- Written by: Michael J. Murray
- Directed by: Andy Wolk
- Starring: Tammy Blanchard Peter Falk Katey Sagal
- Theme music composer: Patrick Williams
- Country of origin: United States
- Original language: English

Production
- Producers: Ken Gross, Irene Litinsky
- Editor: Drake Silliman
- Running time: 87 mins. (approx)
- Production companies: Daniel H. Blatt Productions Paramount Network Television Productions

Original release
- Network: CBS
- Release: November 28, 2004

Related
- Finding John Christmas (2003);

= When Angels Come to Town =

When Angels Come to Town is a 2004 American made-for-television fantasy drama film directed by Andy Wolk and starring Tammy Blanchard, Peter Falk, and Katey Sagal. It first aired on CBS. The film is a second sequel to the 2001 television film A Town Without Christmas.

==Plot==
The angel Max (Peter Falk) is sent to Maine to help out a family during the Christmas season. Max goes to a Christmas store and leaves behind a box. The attending counter girl, Sally (Tammy Blanchard) goes after him but Max has disappeared.

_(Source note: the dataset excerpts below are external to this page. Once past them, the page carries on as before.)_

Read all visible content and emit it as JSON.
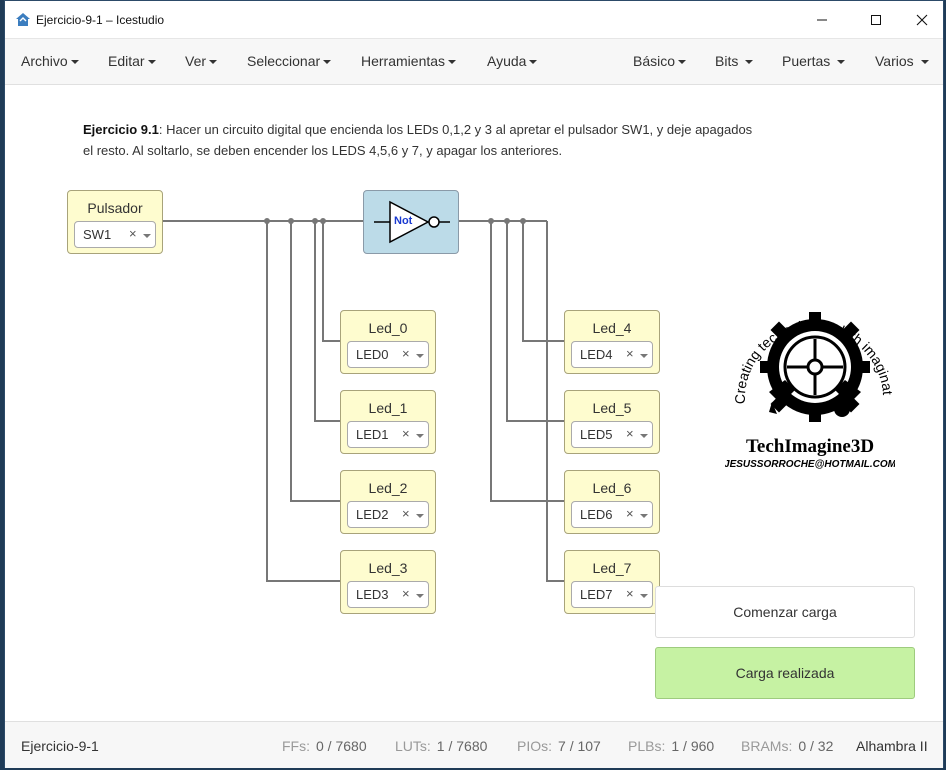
{
  "window": {
    "title": "Ejercicio-9-1 – Icestudio"
  },
  "menu": {
    "left": [
      "Archivo",
      "Editar",
      "Ver",
      "Seleccionar",
      "Herramientas",
      "Ayuda"
    ],
    "right": [
      "Básico",
      "Bits",
      "Puertas",
      "Varios"
    ]
  },
  "description": {
    "title": "Ejercicio 9.1",
    "text": ": Hacer un circuito digital que encienda los LEDs 0,1,2 y 3 al apretar el pulsador SW1, y deje apagados el resto. Al soltarlo, se deben encender los LEDS 4,5,6 y 7, y apagar los anteriores."
  },
  "input_block": {
    "label": "Pulsador",
    "value": "SW1"
  },
  "not_gate": {
    "label": "Not"
  },
  "leds_left": [
    {
      "label": "Led_0",
      "value": "LED0"
    },
    {
      "label": "Led_1",
      "value": "LED1"
    },
    {
      "label": "Led_2",
      "value": "LED2"
    },
    {
      "label": "Led_3",
      "value": "LED3"
    }
  ],
  "leds_right": [
    {
      "label": "Led_4",
      "value": "LED4"
    },
    {
      "label": "Led_5",
      "value": "LED5"
    },
    {
      "label": "Led_6",
      "value": "LED6"
    },
    {
      "label": "Led_7",
      "value": "LED7"
    }
  ],
  "select_clear": "×",
  "logo": {
    "arc_text": "Creating technology whith imagination",
    "brand": "TechImagine3D",
    "email": "JESUSSORROCHE@HOTMAIL.COM"
  },
  "buttons": {
    "start_upload": "Comenzar carga",
    "upload_done": "Carga realizada"
  },
  "footer": {
    "project": "Ejercicio-9-1",
    "stats": [
      {
        "label": "FFs:",
        "value": "0 / 7680"
      },
      {
        "label": "LUTs:",
        "value": "1 / 7680"
      },
      {
        "label": "PIOs:",
        "value": "7 / 107"
      },
      {
        "label": "PLBs:",
        "value": "1 / 960"
      },
      {
        "label": "BRAMs:",
        "value": "0 / 32"
      }
    ],
    "board": "Alhambra II"
  },
  "colors": {
    "block_bg": "#fefccf",
    "not_bg": "#bcdbe8",
    "done_bg": "#c6f2a3",
    "wire": "#777777"
  }
}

Sally is a kindhearted young woman who is trying to gain custody of her younger brother Jimmy (Alexander Conti) so he doesn't go into the foster system. Because Max has diverted from his mission of delivering the box to its rightful owner by inadvertently helping the wrong family, his supervisor Jo (Katey Sagal) arrives to chastise him and guide him to the Hoffman family where father and son are almost estranged due to their disagreement in how to run their family owned Christmas ornament business.

==Cast==
- Peter Falk as Max, a whimsical, kind angel sent to help the Hoffman family
- Tammy Blanchard as Sally Reid
- Seann Gallagher as Karl Hoffman, a young businessman who has recently taken over the family-run Christmas ornament business and is modernising the business much to the dismay of his old school German father
- Katey Sagal as Jo, an angel sent to supervise Max
- Alexander Conti as Jimmy Reid, Sally's kid brother
- Vlasta Vrána as Franz Hoffman, Karl's father who wants his son to appreciate their traditions
- Kathleen Fee as Marion, an employee at the Hoffmans' ornament factory
- Wyatt Bowen as Charlie
- Babs Chula as Lois Vernon, a social worker who is handling Jimmy's case
- Marc Anthony Krupa as Uncle Gregory

==Production==
The film was produced Paramount Network Television Productions in association with Daniel H. Blatt Productions, with broadcaster CBS and Paramount both being owned by Viacom at the time. The rights to the film remained with Paramount Pictures when CBS split from Viacom in 2006 to form CBS Corporation, even though CBS Corporation inherited the rights to other television projects originally produced by Paramount. Viacom and CBS eventually re-merged in 2019 to form ViacomCBS.